Nurses told they can cut off soiled tunics

A SENIOR Tayside health official said last night there was “no perfect design” for nurses’ uniforms.

Gerry Marr, NHS Tayside’s chief operating officer, said nurses should take scissors to their new tunic uniforms and cut them off if they became contaminated, though he did not expect that to happen often.

The tunics have no zippers, poppers or fastenings and can only be removed by pulling them over the wearer’s head. Mr Marr said nobody expected a nurse to pull a tunic that was covered in vomit or had otherwise been contaminated over their face and head.

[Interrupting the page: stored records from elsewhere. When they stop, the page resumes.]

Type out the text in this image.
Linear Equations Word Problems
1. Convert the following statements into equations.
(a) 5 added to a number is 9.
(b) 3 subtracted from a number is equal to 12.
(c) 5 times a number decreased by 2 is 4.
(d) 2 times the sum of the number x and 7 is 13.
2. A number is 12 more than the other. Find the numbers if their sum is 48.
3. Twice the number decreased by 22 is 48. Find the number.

NHS Tayside raided hospital charity funds to provide new uniforms. In a behind-closed-doors decision, charity fund trustees approved spending £400,000 on the tunic and trouser uniforms that replaced flimsy, see-through dresses.

NHS Tayside spent a total of £1.8 million replacing the uniforms of every nurse in the region’s acute hospitals. However, nurses recently highlighted the fact they had to cut themselves out of the uniforms when they became contaminated.

Mr Marr ordered a review and has just received a report by a very senior nurse manager.

Mr Marr said that advice given to nurses was that when they were working in a situation where a patient might be sick or blood spillages occur, they should wear gloves and plastic aprons over their uniforms. He said he had spoken to the health authority’s senior infection control specialist, Dr Gabby Phillips, and she said that if a nurse felt it necessary not to pull a tunic over their head, the advice was to cut off the contaminated uniform.

Mr Marr pointed out the tunic top uniforms were worn in “the highest risk areas of our hospitals,” naming the operating theatres, intensive therapy unit, high dependency unit and accident and emergency department.

“There is nothing inherently wrong with tunic tops. I don’t think we have got a fundamental problem.”

A group of nurses that helped select the new uniforms is to be reconvened. Along with infection control specialists they will look at issuing “clear advice.”